Ini bukan ulasan sepakbola. Maklum, saya termasuk sangat awam untuk urusan olahraga yang sungguh populer ini. Jangankan peta kekuatan klub sepakbola, nama-nama pemain saja saya tak begitu hapal. Saya hanya nonton bola kalau lagi siaran langsung final piala dunia. Lumayan kan, 4 tahun sekali.
Saya mau cerita soal dunia bermain yang semakin kehilangan tempat. Bukan game zone modern yang komersial dan mahal itu. Tetapi ruang publik untuk sekadar rehat dari hiruk-pikuk kesibukan sehari-hari. Tidak di kampung, tidak di kota; ruang publik semakin tergerus oleh kepentingan ekonomi.
Kota-kota tua di republik ini memberi peninggalan sejarah yang sungguh berarti; alun-alun kota, tempat ramai orang berkumpul sekadar nongkrong sore hari, menikmati panorama kota sambil menghirup udara segar. Sebagian alun-alun masih bertahan, sebagian lagi sudah berubah menjadi pusat perbelanjaan.
Di kampung-kampung, lapangan sepakbola adalah hamparan tanah kosong yang kebetulan kosong.
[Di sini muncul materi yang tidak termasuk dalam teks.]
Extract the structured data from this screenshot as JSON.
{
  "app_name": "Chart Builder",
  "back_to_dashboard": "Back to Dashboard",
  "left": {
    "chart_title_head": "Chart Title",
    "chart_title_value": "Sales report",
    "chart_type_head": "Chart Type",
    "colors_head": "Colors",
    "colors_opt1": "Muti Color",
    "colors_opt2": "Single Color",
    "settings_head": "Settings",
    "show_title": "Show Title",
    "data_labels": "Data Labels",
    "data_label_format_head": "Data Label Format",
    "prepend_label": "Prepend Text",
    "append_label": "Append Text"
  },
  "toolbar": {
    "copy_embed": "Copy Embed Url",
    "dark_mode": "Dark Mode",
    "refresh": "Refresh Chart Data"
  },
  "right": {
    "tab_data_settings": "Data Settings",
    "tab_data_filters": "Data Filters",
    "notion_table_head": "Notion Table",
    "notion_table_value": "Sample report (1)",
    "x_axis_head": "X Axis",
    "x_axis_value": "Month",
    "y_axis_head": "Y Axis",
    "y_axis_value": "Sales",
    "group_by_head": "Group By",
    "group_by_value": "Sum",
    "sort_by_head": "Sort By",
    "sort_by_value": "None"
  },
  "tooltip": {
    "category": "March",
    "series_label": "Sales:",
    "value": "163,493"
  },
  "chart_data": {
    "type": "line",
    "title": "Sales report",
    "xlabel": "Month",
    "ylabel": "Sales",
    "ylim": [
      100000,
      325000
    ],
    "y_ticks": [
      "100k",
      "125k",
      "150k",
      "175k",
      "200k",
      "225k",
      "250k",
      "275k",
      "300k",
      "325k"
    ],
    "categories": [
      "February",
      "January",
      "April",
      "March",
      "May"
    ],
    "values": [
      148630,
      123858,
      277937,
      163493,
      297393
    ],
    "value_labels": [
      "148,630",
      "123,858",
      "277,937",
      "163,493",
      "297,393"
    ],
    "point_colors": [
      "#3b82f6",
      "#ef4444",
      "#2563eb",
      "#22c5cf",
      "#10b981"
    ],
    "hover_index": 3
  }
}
Biasanya karena pemiliknya tak punya ide mau dibuat apa. Tidak sungguh-sungguh disiapkan sebagai lapangan bola. Di musim hujan permainan menjadi seru oleh genangan air dan tanah yang becek. Di saat kemarau, tanah kering dan bengkang menjadi bagian yang menantang.
Orang kampung yang punya lebih banyak lahan saja sudah sulit bermain di alam terbuka. Apalagi orang kota. Anak-anak kita di perkotaan harus bermain bola di emperan toko atau sudut-sudut jalan dan gang permukiman. Lapangan sepakbola hanya khusus untuk klub dewasa, atau sekolah-sekolah olahraga.
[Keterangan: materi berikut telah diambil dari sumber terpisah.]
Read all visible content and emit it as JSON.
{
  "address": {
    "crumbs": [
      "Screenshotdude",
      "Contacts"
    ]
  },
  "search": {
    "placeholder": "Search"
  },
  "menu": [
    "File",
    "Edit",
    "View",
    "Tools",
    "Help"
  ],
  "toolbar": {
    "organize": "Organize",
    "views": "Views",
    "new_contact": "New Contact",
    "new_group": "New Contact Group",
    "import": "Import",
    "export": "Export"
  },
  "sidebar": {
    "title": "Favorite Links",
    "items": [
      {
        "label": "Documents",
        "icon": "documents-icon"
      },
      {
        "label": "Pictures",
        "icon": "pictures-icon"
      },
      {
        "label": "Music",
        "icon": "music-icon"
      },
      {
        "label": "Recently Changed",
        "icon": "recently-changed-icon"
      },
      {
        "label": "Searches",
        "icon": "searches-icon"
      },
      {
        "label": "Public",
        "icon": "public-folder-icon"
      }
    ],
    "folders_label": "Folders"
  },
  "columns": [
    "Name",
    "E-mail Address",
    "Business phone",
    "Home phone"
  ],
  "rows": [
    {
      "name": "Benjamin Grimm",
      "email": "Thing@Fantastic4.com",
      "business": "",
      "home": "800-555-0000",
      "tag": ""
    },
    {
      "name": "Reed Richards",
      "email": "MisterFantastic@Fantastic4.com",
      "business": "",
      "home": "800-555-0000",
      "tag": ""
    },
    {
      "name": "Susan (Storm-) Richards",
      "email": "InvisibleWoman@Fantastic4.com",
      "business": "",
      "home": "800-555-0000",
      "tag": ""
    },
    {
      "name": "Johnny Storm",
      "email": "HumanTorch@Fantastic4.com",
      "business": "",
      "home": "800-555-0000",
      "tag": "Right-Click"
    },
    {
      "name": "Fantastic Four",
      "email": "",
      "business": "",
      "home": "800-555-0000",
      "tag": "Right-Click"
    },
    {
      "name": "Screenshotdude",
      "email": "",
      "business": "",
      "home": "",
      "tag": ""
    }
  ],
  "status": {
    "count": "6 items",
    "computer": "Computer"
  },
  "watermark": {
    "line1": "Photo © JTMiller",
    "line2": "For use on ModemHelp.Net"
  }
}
Suatu hari di Jakarta, dari balik jendela kamar hotel, saya melihat belasan anak asyik bermain bola di atas atap (atau dak?) sebuah bangunan ruko berlantai tiga. Lapangan tempat bermain tentu saja lantai beton. Saya menginap di lantai 8. Dan, sambil termangu mengintip kegembiraan anak-anak itu, saya merasa menyaksikan sesuatu yang lebih dahsyat daripada nonton laga sepakbola sungguhan.
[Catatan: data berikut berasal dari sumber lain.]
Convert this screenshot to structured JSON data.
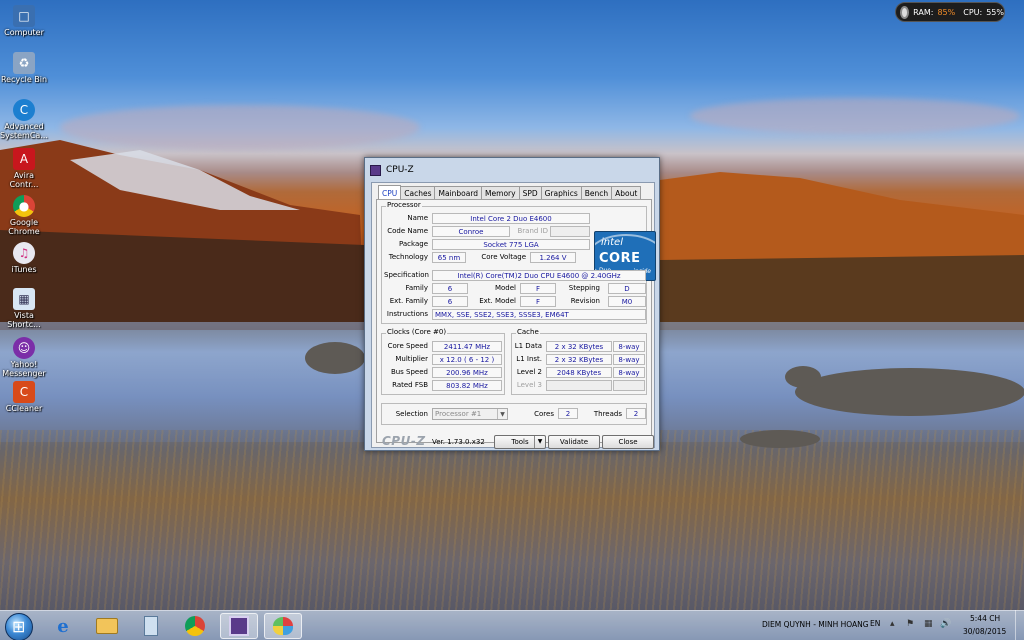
{
  "desktop": {
    "icons": [
      {
        "label": "Computer",
        "icon": "computer-icon"
      },
      {
        "label": "Recycle Bin",
        "icon": "recycle-bin-icon"
      },
      {
        "label": "Advanced SystemCa...",
        "icon": "advanced-systemcare-icon"
      },
      {
        "label": "Avira Contr...",
        "icon": "avira-icon"
      },
      {
        "label": "Google Chrome",
        "icon": "chrome-icon"
      },
      {
        "label": "iTunes",
        "icon": "itunes-icon"
      },
      {
        "label": "Vista Shortc...",
        "icon": "vista-shortcut-icon"
      },
      {
        "label": "Yahoo! Messenger",
        "icon": "yahoo-messenger-icon"
      },
      {
        "label": "CCleaner",
        "icon": "ccleaner-icon"
      }
    ]
  },
  "gadget": {
    "ram_label": "RAM:",
    "ram_value": "85%",
    "cpu_label": "CPU:",
    "cpu_value": "55%"
  },
  "cpuz": {
    "title": "CPU-Z",
    "tabs": [
      "CPU",
      "Caches",
      "Mainboard",
      "Memory",
      "SPD",
      "Graphics",
      "Bench",
      "About"
    ],
    "active_tab": "CPU",
    "processor": {
      "group_label": "Processor",
      "name_label": "Name",
      "name": "Intel Core 2 Duo E4600",
      "codename_label": "Code Name",
      "codename": "Conroe",
      "brandid_label": "Brand ID",
      "brandid": "",
      "package_label": "Package",
      "package": "Socket 775 LGA",
      "technology_label": "Technology",
      "technology": "65 nm",
      "corevoltage_label": "Core Voltage",
      "corevoltage": "1.264 V",
      "specification_label": "Specification",
      "specification": "Intel(R) Core(TM)2 Duo CPU     E4600  @ 2.40GHz",
      "family_label": "Family",
      "family": "6",
      "model_label": "Model",
      "model": "F",
      "stepping_label": "Stepping",
      "stepping": "D",
      "extfamily_label": "Ext. Family",
      "extfamily": "6",
      "extmodel_label": "Ext. Model",
      "extmodel": "F",
      "revision_label": "Revision",
      "revision": "M0",
      "instructions_label": "Instructions",
      "instructions": "MMX, SSE, SSE2, SSE3, SSSE3, EM64T",
      "logo": {
        "line1": "intel",
        "line2": "CORE",
        "line3": "Duo",
        "line4": "inside"
      }
    },
    "clocks": {
      "group_label": "Clocks (Core #0)",
      "corespeed_label": "Core Speed",
      "corespeed": "2411.47 MHz",
      "multiplier_label": "Multiplier",
      "multiplier": "x 12.0 ( 6 - 12 )",
      "busspeed_label": "Bus Speed",
      "busspeed": "200.96 MHz",
      "ratedfsb_label": "Rated FSB",
      "ratedfsb": "803.82 MHz"
    },
    "cache": {
      "group_label": "Cache",
      "l1data_label": "L1 Data",
      "l1data": "2 x 32 KBytes",
      "l1data_way": "8-way",
      "l1inst_label": "L1 Inst.",
      "l1inst": "2 x 32 KBytes",
      "l1inst_way": "8-way",
      "level2_label": "Level 2",
      "level2": "2048 KBytes",
      "level2_way": "8-way",
      "level3_label": "Level 3"
    },
    "selection": {
      "label": "Selection",
      "value": "Processor #1",
      "cores_label": "Cores",
      "cores": "2",
      "threads_label": "Threads",
      "threads": "2"
    },
    "footer": {
      "brand": "CPU-Z",
      "version": "Ver. 1.73.0.x32",
      "tools_label": "Tools",
      "validate_label": "Validate",
      "close_label": "Close"
    }
  },
  "taskbar": {
    "items": [
      {
        "icon": "internet-explorer-icon"
      },
      {
        "icon": "file-explorer-icon"
      },
      {
        "icon": "calculator-icon"
      },
      {
        "icon": "chrome-icon"
      },
      {
        "icon": "cpuz-icon"
      },
      {
        "icon": "paint-icon"
      }
    ],
    "now_playing": "DIEM QUYNH - MINH HOANG",
    "language": "EN",
    "time": "5:44 CH",
    "date": "30/08/2015"
  }
}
Di tengah kesibukan Jakarta yang dahsyat, ada sedikit ruang di lantai tiga sebuah bangunan, tempat anak-anak itu teriak lepas, menendang dan menggocek bola berkejar-kejaran. Mereka tak mungkin bermain di taman kota karena itu akan membuat mereka berurusan dengan petugas kamtib. Tak mungkin pula berkejar-kejaran di jalan raya sebab untuk lewat mobil dan motor saja sudah tak cukup.
Saya dibesarkan di kampung dan masih ingat ketika tujuhbelasan, pertandingan antar kampung (tarkam) adalah tontonan paling menarik sedunia. Lapangannya begitu sederhana, tapi memang disiapkan untuk bermain bola. Bukan sawah yang disulap dengan gawang dari tali rafia, atau atap ruko berpembatas pagar sedada.
Hari ini kita dituntut lebih kreatif lagi mencari lahan terbuka, sekadar untuk bermain bola. Sesekali lepas dari penjara play station atau game zone dan merasakan nikmatnya alam. Entah alam sawah di kesunyian desa-desa, atau alam beton di hiruk-pikuk kota.